NBC News reported that at least 10 people had died, while CNN put the toll at 17 as of late Thursday.
Florida Governor Ron DeSantis at a Thursday evening news briefing acknowledged that some people had perished but declined to confirm a specific figure, warning that official confirmation was still needed.
“We fully expect to have mortality from this hurricane,” he said.
Some of the damage to coastal towns, including Fort Myers Beach, was “indescribable,” added DeSantis, who surveyed the affected areas from the air on Thursday.
U.S. President Joe Biden earlier on Thursday warned that Ian could prove to be the deadliest hurricane in Florida history, saying that preliminary reports suggested a “substantial” loss of life.
More than 2 million homes and businesses remained without power on Friday.
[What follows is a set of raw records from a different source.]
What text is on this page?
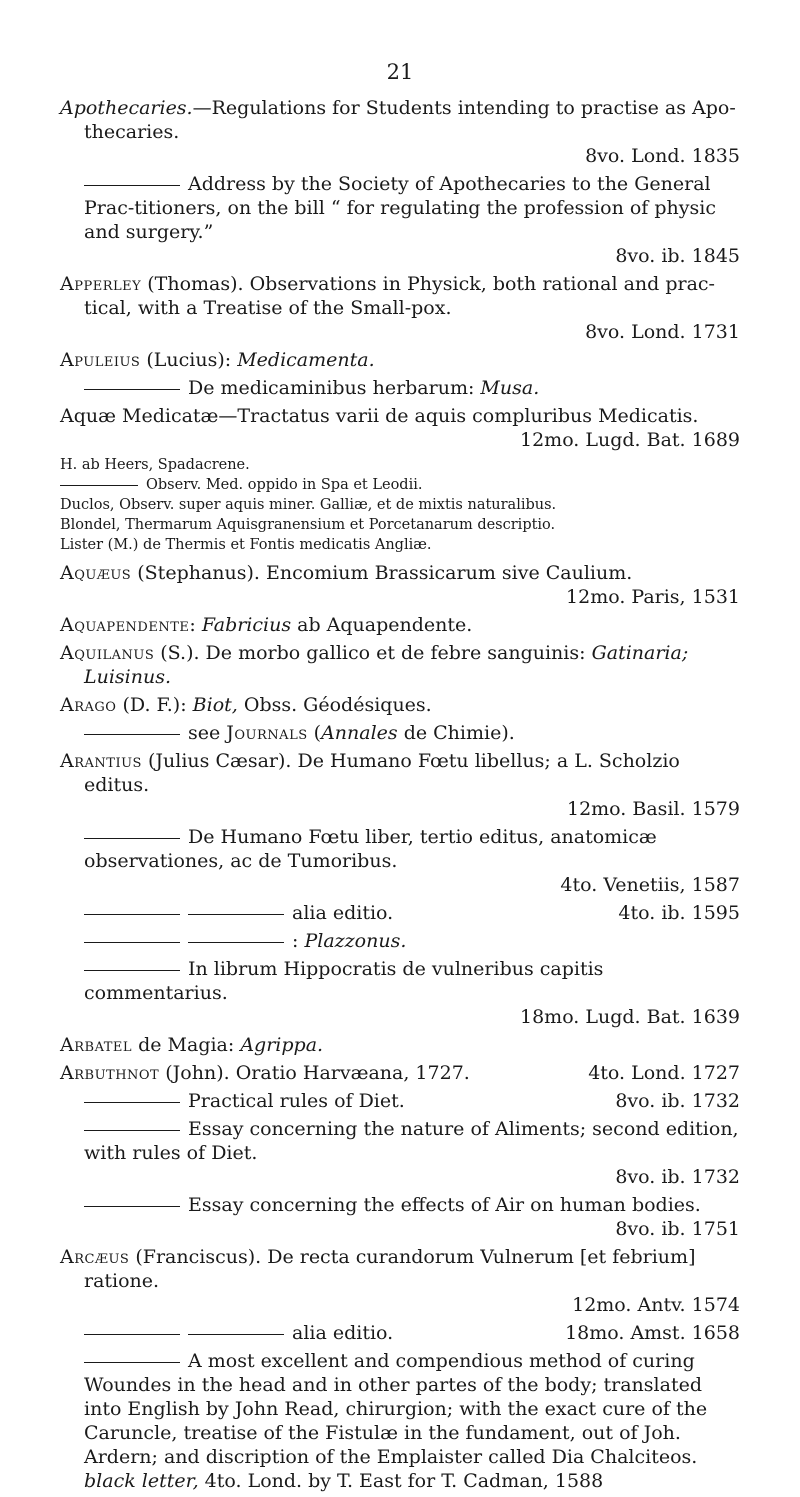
21

Apothecaries.—Regulations for Students intending to practise as Apo-thecaries.
8vo. Lond. 1835

Address by the Society of Apothecaries to the General Prac-titioners, on the bill “ for regulating the profession of physic and surgery.”
8vo. ib. 1845

Apperley (Thomas). Observations in Physick, both rational and prac-tical, with a Treatise of the Small-pox.
8vo. Lond. 1731

Apuleius (Lucius): Medicamenta.

De medicaminibus herbarum: Musa.

Aquæ Medicatæ—Tractatus varii de aquis compluribus Medicatis.
12mo. Lugd. Bat. 1689

H. ab Heers, Spadacrene.

Observ. Med. oppido in Spa et Leodii.

Duclos, Observ. super aquis miner. Galliæ, et de mixtis naturalibus.

Blondel, Thermarum Aquisgranensium et Porcetanarum descriptio.

Lister (M.) de Thermis et Fontis medicatis Angliæ.

Aquæus (Stephanus). Encomium Brassicarum sive Caulium.
12mo. Paris, 1531

Aquapendente: Fabricius ab Aquapendente.

Aquilanus (S.). De morbo gallico et de febre sanguinis: Gatinaria; Luisinus.

Arago (D. F.): Biot, Obss. Géodésiques.

see Journals (Annales de Chimie).

Arantius (Julius Cæsar). De Humano Fœtu libellus; a L. Scholzio editus.
12mo. Basil. 1579

De Humano Fœtu liber, tertio editus, anatomicæ observationes, ac de Tumoribus.
4to. Venetiis, 1587

alia editio.	4to. ib. 1595

: Plazzonus.

In librum Hippocratis de vulneribus capitis commentarius.
18mo. Lugd. Bat. 1639

Arbatel de Magia: Agrippa.

Arbuthnot (John). Oratio Harvæana, 1727.	4to. Lond. 1727

Practical rules of Diet.	8vo. ib. 1732

Essay concerning the nature of Aliments; second edition, with rules of Diet.
8vo. ib. 1732

Essay concerning the effects of Air on human bodies.
8vo. ib. 1751

Arcæus (Franciscus). De recta curandorum Vulnerum [et febrium] ratione.
12mo. Antv. 1574

alia editio.	18mo. Amst. 1658

A most excellent and compendious method of curing Woundes in the head and in other partes of the body; translated into English by John Read, chirurgion; with the exact cure of the Caruncle, treatise of the Fistulæ in the fundament, out of Joh. Ardern; and discription of the Emplaister called Dia Chalciteos. black letter, 4to. Lond. by T. East for T. Cadman, 1588
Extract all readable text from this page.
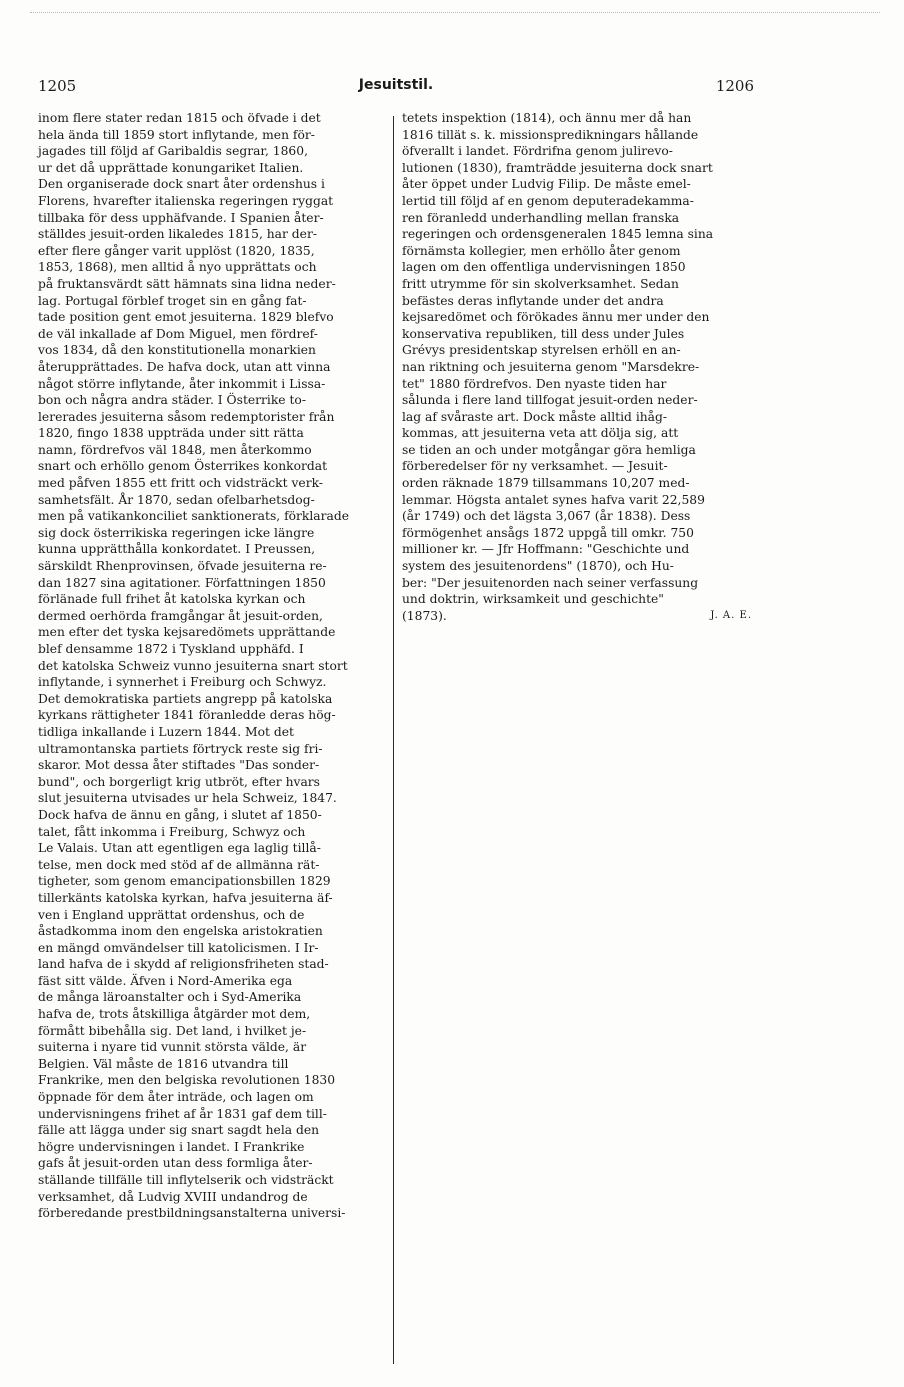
1205	Jesuitstil.	1206
inom flere stater redan 1815 och öfvade i det
hela ända till 1859 stort inflytande, men för-
jagades till följd af Garibaldis segrar, 1860,
ur det då upprättade konungariket Italien.
Den organiserade dock snart åter ordenshus i
Florens, hvarefter italienska regeringen ryggat
tillbaka för dess upphäfvande. I Spanien åter-
ställdes jesuit-orden likaledes 1815, har der-
efter flere gånger varit upplöst (1820, 1835,
1853, 1868), men alltid å nyo upprättats och
på fruktansvärdt sätt hämnats sina lidna neder-
lag. Portugal förblef troget sin en gång fat-
tade position gent emot jesuiterna. 1829 blefvo
de väl inkallade af Dom Miguel, men fördref-
vos 1834, då den konstitutionella monarkien
återupprättades. De hafva dock, utan att vinna
något större inflytande, åter inkommit i Lissa-
bon och några andra städer. I Österrike to-
lererades jesuiterna såsom redemptorister från
1820, fingo 1838 uppträda under sitt rätta
namn, fördrefvos väl 1848, men återkommo
snart och erhöllo genom Österrikes konkordat
med påfven 1855 ett fritt och vidsträckt verk-
samhetsfält. År 1870, sedan ofelbarhetsdog-
men på vatikankonciliet sanktionerats, förklarade
sig dock österrikiska regeringen icke längre
kunna upprätthålla konkordatet. I Preussen,
särskildt Rhenprovinsen, öfvade jesuiterna re-
dan 1827 sina agitationer. Författningen 1850
förlänade full frihet åt katolska kyrkan och
dermed oerhörda framgångar åt jesuit-orden,
men efter det tyska kejsaredömets upprättande
blef densamme 1872 i Tyskland upphäfd. I
det katolska Schweiz vunno jesuiterna snart stort
inflytande, i synnerhet i Freiburg och Schwyz.
Det demokratiska partiets angrepp på katolska
kyrkans rättigheter 1841 föranledde deras hög-
tidliga inkallande i Luzern 1844. Mot det
ultramontanska partiets förtryck reste sig fri-
skaror. Mot dessa åter stiftades "Das sonder-
bund", och borgerligt krig utbröt, efter hvars
slut jesuiterna utvisades ur hela Schweiz, 1847.
Dock hafva de ännu en gång, i slutet af 1850-
talet, fått inkomma i Freiburg, Schwyz och
Le Valais. Utan att egentligen ega laglig tillå-
telse, men dock med stöd af de allmänna rät-
tigheter, som genom emancipationsbillen 1829
tillerkänts katolska kyrkan, hafva jesuiterna äf-
ven i England upprättat ordenshus, och de
åstadkomma inom den engelska aristokratien
en mängd omvändelser till katolicismen. I Ir-
land hafva de i skydd af religionsfriheten stad-
fäst sitt välde. Äfven i Nord-Amerika ega
de många läroanstalter och i Syd-Amerika
hafva de, trots åtskilliga åtgärder mot dem,
förmått bibehålla sig. Det land, i hvilket je-
suiterna i nyare tid vunnit största välde, är
Belgien. Väl måste de 1816 utvandra till
Frankrike, men den belgiska revolutionen 1830
öppnade för dem åter inträde, och lagen om
undervisningens frihet af år 1831 gaf dem till-
fälle att lägga under sig snart sagdt hela den
högre undervisningen i landet. I Frankrike
gafs åt jesuit-orden utan dess formliga åter-
ställande tillfälle till inflytelserik och vidsträckt
verksamhet, då Ludvig XVIII undandrog de
förberedande prestbildningsanstalterna universi-
tetets inspektion (1814), och ännu mer då han
1816 tillät s. k. missionspredikningars hållande
öfverallt i landet. Fördrifna genom julirevo-
lutionen (1830), framträdde jesuiterna dock snart
åter öppet under Ludvig Filip. De måste emel-
lertid till följd af en genom deputeradekamma-
ren föranledd underhandling mellan franska
regeringen och ordensgeneralen 1845 lemna sina
förnämsta kollegier, men erhöllo åter genom
lagen om den offentliga undervisningen 1850
fritt utrymme för sin skolverksamhet. Sedan
befästes deras inflytande under det andra
kejsaredömet och förökades ännu mer under den
konservativa republiken, till dess under Jules
Grévys presidentskap styrelsen erhöll en an-
nan riktning och jesuiterna genom "Marsdekre-
tet" 1880 fördrefvos. Den nyaste tiden har
sålunda i flere land tillfogat jesuit-orden neder-
lag af svåraste art. Dock måste alltid ihåg-
kommas, att jesuiterna veta att dölja sig, att
se tiden an och under motgångar göra hemliga
förberedelser för ny verksamhet. — Jesuit-
orden räknade 1879 tillsammans 10,207 med-
lemmar. Högsta antalet synes hafva varit 22,589
(år 1749) och det lägsta 3,067 (år 1838). Dess
förmögenhet ansågs 1872 uppgå till omkr. 750
millioner kr. — Jfr Hoffmann: "Geschichte und
system des jesuitenordens" (1870), och Hu-
ber: "Der jesuitenorden nach seiner verfassung
und doktrin, wirksamkeit und geschichte"
(1873).	J. A. E.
That is down from the more than 3.3 million power customers affected by Ian since it hit Florida’s Gulf Coast on Wednesday.
Officials in Georgia, South Carolina and North Carolina urged residents to prepare for dangerous conditions.
Charleston is particularly at risk. A city-commissioned report released in November 2020 found that about 90% of all residential properties were vulnerable to storm surge flooding. Parts of northeast South Carolina, near Charleston, could also experience up to 8 inches of rain.
Predicted storm surges were not as severe as those issued by the NHC when the storm was approaching Florida. Edisto Beach, South Carolina, a resort destination about 30 miles south of Charleston, was expected to see a 4- to 7-foot surge.
North Carolina Governor Roy Cooper urged residents to “take necessary precautions,” warning of possible flooding, landslides and tornadoes.
“This storm is still dangerous,” Cooper said.
HUNDREDS OF RESCUES
Ian first made landfall on Wednesday afternoon as it slammed into the barrier island of Cayo Costa off Florida’s Gulf Coast as a Category 4 hurricane with maximum sustained winds of 150 mph (241 kph).
There had been more than 700 confirmed rescues in Lee and Charlotte counties, two of the hardest-hit areas, DeSantis said.
River flooding in Central Florida could reach record levels in the coming days as the torrential downpours that accompanied Ian drain into major waterways, the NHC said.
Sanibel Island, a popular vacation destination on the Gulf Coast, was hit hard, and the only bridge leading to the island was impassable, forcing rescue teams to use helicopters and boats to reach residents in need.
In Punta Gorda, directly in the hurricane’s path, trees, debris and power lines covered roadways, though many buildings withstood the storm’s onslaught better than initially feared.
Most schools will reopen on either Friday or Monday.
Brenda Siettas, 62, a paraprofessional who works with students, was in the city in 2004 when Hurricane Charley blasted much of her neighborhood away. Buildings constructed since then are more able to survive high winds, she said.
“They definitely built back much better since Charley,” she said. “Back then I stayed here for two weeks: no power, no water, no sewer.”
Biden, who spoke to DeSantis on Thursday, said he would travel to Florida when conditions allow. Federal Emergency Management Agency Director Deanne Criswell will be in Florida on Friday.
The president also approved a disaster declaration, making federal resources available to areas impacted by the storm.